Turning speech into text has become so common that i’s a part of almost every smartphone. But have you ever thought about turning your speech into a portrait? Researchers have, and they’ve even made it possible.
Artificial intelligence scientists at MIT’S Computer Science and Artificial Intelligence Laboratory (CSAIL) have created AI that turns short snippets of audio speech recording into a human face. As if this weren’t both stunning and creepy enough, the results are actually fairly accurate, too!
The CSAIL researchers published a paper about their invention back in 2019. It’s an algorithm called, not surprisingly, Speech2Face, and the name says it all. In the demo, you can take a peek at how it works and what are the results. At the very top of the page, you’ll hear the audio snippets of different people speaking. Their real photo is just for your reference, and Speech2Face recreated their portrait based only on a three-second recording of their voice.
Interestingly enough, the AI seems to be working better when the audio clips are longer. The researchers have shared some examples of faces recreated from three versus six seconds of speech.
Of course, the results are still far from perfect, but they’re still amazing and eerily accurate. Still, the AI sometimes completely misses the point and mixes up the gender, age, and ethnicity of the subject:
Even though the algorithm was created for scientific purposes only, the question of privacy has been raised. The team claims that their method “cannot recover the true identity of a person from their voice,” i.e. recreate an exact image of their face.
“This is because our model is trained to capture visual features (related to age, gender, etc.) that are common to many individuals, and only in cases where there is strong enough evidence to connect those visual features with vocal/speech attributes in the data (see “voice-face correlations” below).

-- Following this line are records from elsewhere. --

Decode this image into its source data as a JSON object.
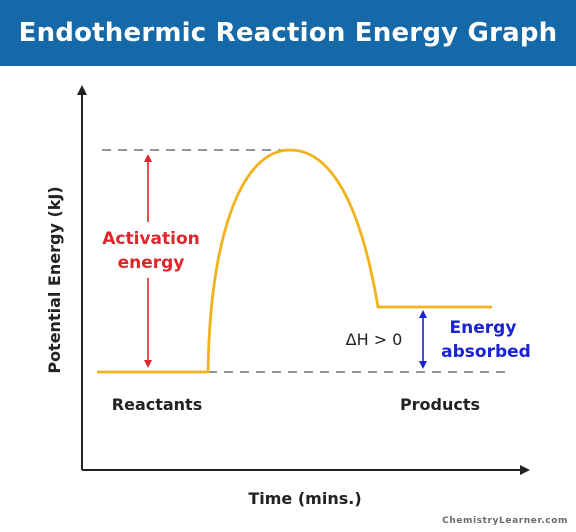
{
  "title": "Endothermic Reaction Energy Graph",
  "axes": {
    "y_label": "Potential Energy (kJ)",
    "x_label": "Time (mins.)"
  },
  "labels": {
    "activation_line1": "Activation",
    "activation_line2": "energy",
    "delta_h": "ΔH > 0",
    "absorbed_line1": "Energy",
    "absorbed_line2": "absorbed",
    "reactants": "Reactants",
    "products": "Products"
  },
  "watermark": "ChemistryLearner.com",
  "colors": {
    "title_bar": "#1569a8",
    "curve": "#f2b21c",
    "activation_arrow": "#e0252b",
    "absorbed_arrow": "#1a22d6",
    "dashes": "#555555",
    "axes": "#222222"
  }
}
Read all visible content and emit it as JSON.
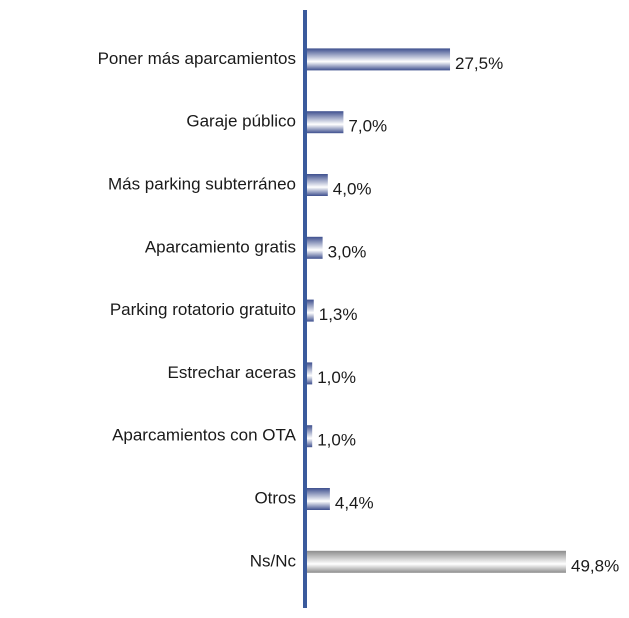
{
  "chart_data": {
    "type": "bar",
    "orientation": "horizontal",
    "categories": [
      "Poner más aparcamientos",
      "Garaje público",
      "Más parking subterráneo",
      "Aparcamiento gratis",
      "Parking rotatorio gratuito",
      "Estrechar aceras",
      "Aparcamientos con OTA",
      "Otros",
      "Ns/Nc"
    ],
    "values": [
      27.5,
      7.0,
      4.0,
      3.0,
      1.3,
      1.0,
      1.0,
      4.4,
      49.8
    ],
    "value_labels": [
      "27,5%",
      "7,0%",
      "4,0%",
      "3,0%",
      "1,3%",
      "1,0%",
      "1,0%",
      "4,4%",
      "49,8%"
    ],
    "colors": [
      "#3e4f8e",
      "#3e4f8e",
      "#3e4f8e",
      "#3e4f8e",
      "#3e4f8e",
      "#3e4f8e",
      "#3e4f8e",
      "#3e4f8e",
      "#8c8c8c"
    ],
    "axis_color": "#3a5a9c"
  }
}
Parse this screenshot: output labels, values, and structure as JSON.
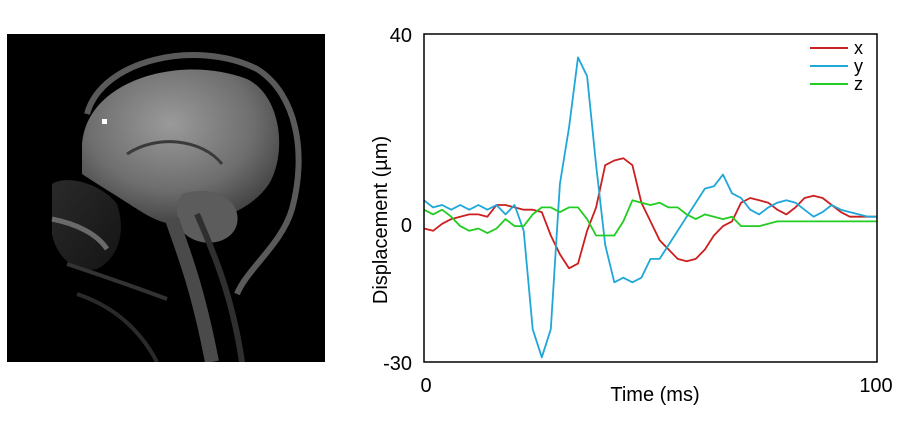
{
  "image": {
    "description_icon": "mri-sagittal-head-icon"
  },
  "chart_data": {
    "type": "line",
    "xlabel": "Time (ms)",
    "ylabel": "Displacement (µm)",
    "xlim": [
      0,
      100
    ],
    "ylim": [
      -30,
      40
    ],
    "xticks": [
      "0",
      "100"
    ],
    "yticks": [
      "40",
      "0",
      "-30"
    ],
    "grid": false,
    "legend_position": "top-right",
    "series": [
      {
        "name": "x",
        "color": "#cc1f1f",
        "x": [
          0,
          2,
          4,
          6,
          8,
          10,
          12,
          14,
          16,
          18,
          20,
          22,
          24,
          26,
          28,
          30,
          32,
          34,
          36,
          38,
          40,
          42,
          44,
          46,
          48,
          50,
          52,
          54,
          56,
          58,
          60,
          62,
          64,
          66,
          68,
          70,
          72,
          74,
          76,
          78,
          80,
          82,
          84,
          86,
          88,
          90,
          92,
          94,
          96,
          98,
          100
        ],
        "y": [
          -1.5,
          -2,
          -0.5,
          0.5,
          1,
          1.5,
          1.5,
          1,
          3.5,
          3.5,
          3,
          2.5,
          2.5,
          2,
          -3,
          -7,
          -10,
          -9,
          -2,
          3,
          12,
          13,
          13.5,
          12,
          4,
          0,
          -4,
          -6,
          -8,
          -8.5,
          -8,
          -6,
          -3,
          -1,
          0,
          4,
          5,
          4.5,
          4,
          2.5,
          1.5,
          3,
          5,
          5.5,
          5,
          3.5,
          2,
          1,
          1,
          1,
          1
        ],
        "y_note": ""
      },
      {
        "name": "y",
        "color": "#1ea7d8",
        "x": [
          0,
          2,
          4,
          6,
          8,
          10,
          12,
          14,
          16,
          18,
          20,
          22,
          24,
          26,
          28,
          30,
          32,
          34,
          36,
          38,
          40,
          42,
          44,
          46,
          48,
          50,
          52,
          54,
          56,
          58,
          60,
          62,
          64,
          66,
          68,
          70,
          72,
          74,
          76,
          78,
          80,
          82,
          84,
          86,
          88,
          90,
          92,
          94,
          96,
          98,
          100
        ],
        "y": [
          4.5,
          3,
          3.5,
          2.5,
          3.5,
          2.5,
          3.5,
          2.5,
          3.5,
          1.5,
          3.5,
          -2,
          -23,
          -29,
          -23,
          8,
          20,
          35,
          31,
          12,
          -5,
          -13,
          -12,
          -13,
          -12,
          -8,
          -8,
          -5,
          -2,
          1,
          4,
          7,
          7.5,
          10,
          6,
          5,
          2.5,
          1.5,
          3,
          4,
          4.5,
          4,
          2.5,
          1,
          2,
          3.5,
          2.5,
          2,
          1.5,
          1,
          1
        ],
        "y_note": ""
      },
      {
        "name": "z",
        "color": "#22cc22",
        "x": [
          0,
          2,
          4,
          6,
          8,
          10,
          12,
          14,
          16,
          18,
          20,
          22,
          24,
          26,
          28,
          30,
          32,
          34,
          36,
          38,
          40,
          42,
          44,
          46,
          48,
          50,
          52,
          54,
          56,
          58,
          60,
          62,
          64,
          66,
          68,
          70,
          72,
          74,
          76,
          78,
          80,
          82,
          84,
          86,
          88,
          90,
          92,
          94,
          96,
          98,
          100
        ],
        "y": [
          2.5,
          1.5,
          2.5,
          1,
          -1,
          -2,
          -1.5,
          -2.5,
          -1.5,
          0.5,
          -1,
          -1,
          1.5,
          3,
          3,
          2,
          3,
          3,
          0.5,
          -3,
          -3,
          -3,
          0,
          4.5,
          4,
          3.5,
          4,
          3,
          3,
          1.5,
          0.5,
          1.5,
          1,
          0.5,
          1,
          -1,
          -1,
          -1,
          -0.5,
          0,
          0,
          0,
          0,
          0,
          0,
          0,
          0,
          0,
          0,
          0,
          0
        ],
        "y_note": ""
      }
    ]
  }
}
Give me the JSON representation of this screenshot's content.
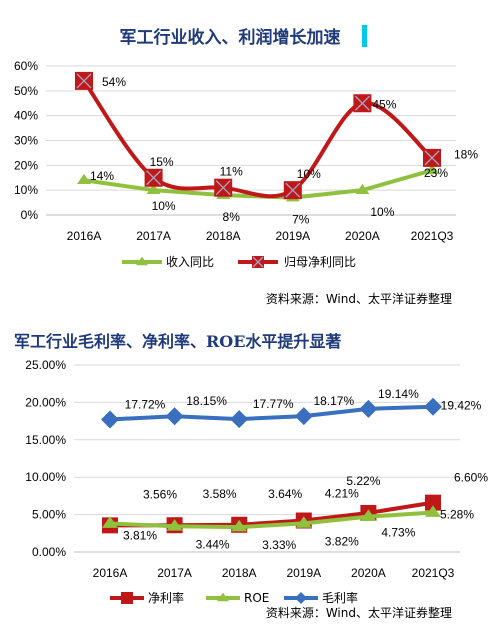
{
  "colors": {
    "green": "#8fc13e",
    "red": "#c01818",
    "blue": "#3a6fc0",
    "title": "#1f3a7a",
    "cursor": "#00c8e8"
  },
  "chart_data": [
    {
      "type": "line",
      "title": "军工行业收入、利润增长加速",
      "categories": [
        "2016A",
        "2017A",
        "2018A",
        "2019A",
        "2020A",
        "2021Q3"
      ],
      "ylim": [
        0,
        60
      ],
      "yticks": [
        "0%",
        "10%",
        "20%",
        "30%",
        "40%",
        "50%",
        "60%"
      ],
      "grid": true,
      "legend": "bottom",
      "series": [
        {
          "name": "收入同比",
          "values": [
            14,
            10,
            8,
            7,
            10,
            18
          ],
          "labels": [
            "14%",
            "10%",
            "8%",
            "7%",
            "10%",
            "18%"
          ],
          "smooth": false
        },
        {
          "name": "归母净利同比",
          "values": [
            54,
            15,
            11,
            10,
            45,
            23
          ],
          "labels": [
            "54%",
            "15%",
            "11%",
            "10%",
            "45%",
            "23%"
          ],
          "smooth": true
        }
      ],
      "source": "资料来源：Wind、太平洋证券整理"
    },
    {
      "type": "line",
      "title": "军工行业毛利率、净利率、ROE水平提升显著",
      "categories": [
        "2016A",
        "2017A",
        "2018A",
        "2019A",
        "2020A",
        "2021Q3"
      ],
      "ylim": [
        0,
        25
      ],
      "yticks": [
        "0.00%",
        "5.00%",
        "10.00%",
        "15.00%",
        "20.00%",
        "25.00%"
      ],
      "grid": true,
      "legend": "bottom",
      "series": [
        {
          "name": "净利率",
          "values": [
            3.56,
            3.58,
            3.64,
            4.21,
            5.22,
            6.6
          ],
          "labels": [
            "3.56%",
            "3.58%",
            "3.64%",
            "4.21%",
            "5.22%",
            "6.60%"
          ]
        },
        {
          "name": "ROE",
          "values": [
            3.81,
            3.44,
            3.33,
            3.82,
            4.73,
            5.28
          ],
          "labels": [
            "3.81%",
            "3.44%",
            "3.33%",
            "3.82%",
            "4.73%",
            "5.28%"
          ]
        },
        {
          "name": "毛利率",
          "values": [
            17.72,
            18.15,
            17.77,
            18.17,
            19.14,
            19.42
          ],
          "labels": [
            "17.72%",
            "18.15%",
            "17.77%",
            "18.17%",
            "19.14%",
            "19.42%"
          ]
        }
      ],
      "source": "资料来源：Wind、太平洋证券整理"
    }
  ]
}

As such, the model will only produce average-looking faces, with characteristic visual features that are correlated with the input speech. It will not produce images of specific individuals.”
However, if the algorithm becomes so sophisticated that it could recreate super-realistic faces, what impact could it have? The first thought that comes to my mind is that technology like this could be of immense help to police officers and detectives… Or I’m just looking too many crime TV shows. On the other hand, it could have a negative impact on YouTube and TikTok stars who’re trying to save their private life from followers so they only do voiceovers and don’t appear in front of the camera. But like every technology, I guess this one could be super-useful in good hands, and dangerous in bad ones.